- Presented by: Robin Young (1995–1996) Sissy Biggers (1996–2000) Ainsley Harriott (2000–2001)

Original release
- Network: Food Network
- Release: October 2, 1995 – January 1, 2001

= Ready... Set... Cook! =

1995–2001 American TV series

Ready... Set... Cook! is a cooking game show that debuted on the Food Network in the United States on October 2, 1995. The show's format was based upon the British series Ready Steady Cook, and originally hosted by television personality Robin Young.

==Hosts==
Young hosted through September 27, 1996. The following Monday, she was replaced by another TV personality, Sissy Biggers. In 2000, Biggers was replaced by British Ready Steady Cook presenter Ainsley Harriott.

==Gameplay==
Two well-known chefs (usually representing their restaurants) along with two members of the studio audience (one per chef) competed as teams to prepare the best meal. One was called "Red Tomatoes", the other "Green Peppers". The contestants were then each given $10.00 to spend on whatever they wanted for the chefs to prepare for a meal.

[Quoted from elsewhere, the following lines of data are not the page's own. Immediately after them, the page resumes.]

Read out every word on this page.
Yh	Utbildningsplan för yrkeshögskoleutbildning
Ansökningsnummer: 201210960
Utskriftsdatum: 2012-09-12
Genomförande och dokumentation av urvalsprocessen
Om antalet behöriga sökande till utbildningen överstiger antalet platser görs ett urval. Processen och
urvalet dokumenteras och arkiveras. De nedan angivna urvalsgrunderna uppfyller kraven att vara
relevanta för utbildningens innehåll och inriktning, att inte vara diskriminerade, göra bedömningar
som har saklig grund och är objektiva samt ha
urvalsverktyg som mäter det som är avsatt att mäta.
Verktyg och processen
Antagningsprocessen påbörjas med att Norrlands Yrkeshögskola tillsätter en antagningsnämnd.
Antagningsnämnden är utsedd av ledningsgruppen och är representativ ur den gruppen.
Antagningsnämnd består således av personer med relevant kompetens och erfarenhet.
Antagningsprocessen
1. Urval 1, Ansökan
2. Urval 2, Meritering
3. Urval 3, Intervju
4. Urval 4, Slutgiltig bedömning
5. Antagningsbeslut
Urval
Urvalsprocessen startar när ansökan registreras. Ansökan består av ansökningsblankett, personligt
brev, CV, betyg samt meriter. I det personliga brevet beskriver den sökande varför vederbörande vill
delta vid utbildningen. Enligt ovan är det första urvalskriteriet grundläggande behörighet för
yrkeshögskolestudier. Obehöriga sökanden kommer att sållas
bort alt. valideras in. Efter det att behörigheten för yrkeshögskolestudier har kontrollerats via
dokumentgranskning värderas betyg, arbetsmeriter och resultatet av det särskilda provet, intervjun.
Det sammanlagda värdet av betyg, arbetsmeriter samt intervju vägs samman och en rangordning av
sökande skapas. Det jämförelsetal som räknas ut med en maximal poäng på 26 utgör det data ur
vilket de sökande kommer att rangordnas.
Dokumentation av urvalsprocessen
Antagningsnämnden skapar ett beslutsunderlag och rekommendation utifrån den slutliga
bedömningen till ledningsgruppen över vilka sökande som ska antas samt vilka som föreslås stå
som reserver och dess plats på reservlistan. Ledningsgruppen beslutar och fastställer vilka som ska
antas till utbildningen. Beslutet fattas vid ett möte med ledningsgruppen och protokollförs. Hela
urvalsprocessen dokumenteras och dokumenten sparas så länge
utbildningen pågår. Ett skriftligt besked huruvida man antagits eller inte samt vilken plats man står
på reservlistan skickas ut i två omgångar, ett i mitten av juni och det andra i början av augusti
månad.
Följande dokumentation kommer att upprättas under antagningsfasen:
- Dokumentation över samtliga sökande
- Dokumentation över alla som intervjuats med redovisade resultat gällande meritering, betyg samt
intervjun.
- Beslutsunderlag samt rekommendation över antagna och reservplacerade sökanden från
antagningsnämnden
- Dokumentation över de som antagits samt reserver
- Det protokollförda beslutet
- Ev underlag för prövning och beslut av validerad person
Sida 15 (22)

The teams were given 20 minutes (later reduced to 18 minutes) to make a meal using the ingredients they had and the usual items found in a kitchen pantry. The host would meanwhile move back and forth between the teams to ask questions about the meals being produced.

When time ran out, each team explained the dish they had prepared, after which the audience would vote by holding cards (one per audience member, a tomato on one side and a green pepper on the other) to show which team's meal they liked best. The team with the higher number of votes won the game, with both contestants winning kitchen appliances and/or cookware.